Step 1: Understanding the Concept:
An oxidizing agent gets reduced during a chemical reaction. A compound tends to act as a strong oxidizing agent when its central metal atom is in a highly unstable maximum oxidation state.
Step 2: Key Formula or Approach:
Determine the oxidation state of each metal and assess its relative stability based on its position in the d-block groups. Heavier transition metals stabilize higher oxidation states better than lighter ones.
Step 3: Detailed Explanation:
1. Chromium (VI) compounds: In $CrO_{3}$, $CrO_{4}^{2-}$, and $Cr_{2}O_{7}^{2-}$, Chromium is in its highest group oxidation state ($+6$). In the first transition series (3d), this $+6$ state is quite unstable and eagerly accepts electrons to reduce to the stable $Cr^{3+}$ state, making these species very strong oxidizing agents.

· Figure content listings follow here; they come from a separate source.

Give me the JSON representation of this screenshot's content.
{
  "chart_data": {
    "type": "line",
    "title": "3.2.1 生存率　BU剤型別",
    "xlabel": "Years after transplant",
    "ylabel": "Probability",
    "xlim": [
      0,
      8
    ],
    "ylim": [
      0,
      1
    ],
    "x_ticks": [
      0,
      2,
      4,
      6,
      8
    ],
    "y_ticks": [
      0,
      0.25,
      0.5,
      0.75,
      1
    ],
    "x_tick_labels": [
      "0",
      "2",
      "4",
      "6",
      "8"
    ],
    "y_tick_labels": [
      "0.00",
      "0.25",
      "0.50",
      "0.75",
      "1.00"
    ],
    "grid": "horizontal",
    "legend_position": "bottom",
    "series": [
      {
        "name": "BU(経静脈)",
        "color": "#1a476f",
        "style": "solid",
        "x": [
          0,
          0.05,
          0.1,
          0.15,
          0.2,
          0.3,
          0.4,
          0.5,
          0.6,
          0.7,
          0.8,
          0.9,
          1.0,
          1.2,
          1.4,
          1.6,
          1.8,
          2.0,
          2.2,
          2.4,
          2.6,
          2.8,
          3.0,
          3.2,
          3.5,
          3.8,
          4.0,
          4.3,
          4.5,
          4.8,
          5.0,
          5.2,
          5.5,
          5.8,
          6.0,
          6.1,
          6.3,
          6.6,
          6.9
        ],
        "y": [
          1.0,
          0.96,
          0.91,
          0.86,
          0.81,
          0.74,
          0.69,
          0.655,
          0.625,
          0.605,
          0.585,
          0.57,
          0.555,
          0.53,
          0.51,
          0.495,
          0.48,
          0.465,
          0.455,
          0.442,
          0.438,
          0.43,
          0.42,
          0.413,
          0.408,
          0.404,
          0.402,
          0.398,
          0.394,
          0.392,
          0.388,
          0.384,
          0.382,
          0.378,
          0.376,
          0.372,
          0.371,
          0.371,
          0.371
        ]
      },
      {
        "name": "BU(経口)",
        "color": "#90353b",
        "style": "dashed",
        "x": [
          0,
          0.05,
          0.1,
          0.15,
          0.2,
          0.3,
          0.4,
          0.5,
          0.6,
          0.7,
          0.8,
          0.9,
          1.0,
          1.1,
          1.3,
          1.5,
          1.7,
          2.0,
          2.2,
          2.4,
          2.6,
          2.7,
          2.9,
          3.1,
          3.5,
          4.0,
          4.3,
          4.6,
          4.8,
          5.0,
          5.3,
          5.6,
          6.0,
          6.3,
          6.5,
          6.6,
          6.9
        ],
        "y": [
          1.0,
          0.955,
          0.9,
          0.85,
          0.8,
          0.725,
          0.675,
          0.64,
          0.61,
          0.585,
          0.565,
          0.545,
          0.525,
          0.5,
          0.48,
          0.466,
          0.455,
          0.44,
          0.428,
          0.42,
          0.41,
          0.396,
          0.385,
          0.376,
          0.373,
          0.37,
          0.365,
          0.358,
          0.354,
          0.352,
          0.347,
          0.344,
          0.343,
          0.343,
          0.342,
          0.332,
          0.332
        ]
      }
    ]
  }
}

2. Molybdenum (VI) compound: Molybdenum is in the same group as Chromium but in the second transition series (4d). A key trend in the d-block is that heavier elements form much more stable higher oxidation states compared to the 3d elements. Therefore, $MoO_{3}$ (where Mo is $+6$) is thermodynamically very stable and does not readily act as an oxidizing agent.
Step 4: Final Answer:
$MoO_{3}$ will not act as a typical oxidizing agent under normal conditions compared to the Cr(VI) species.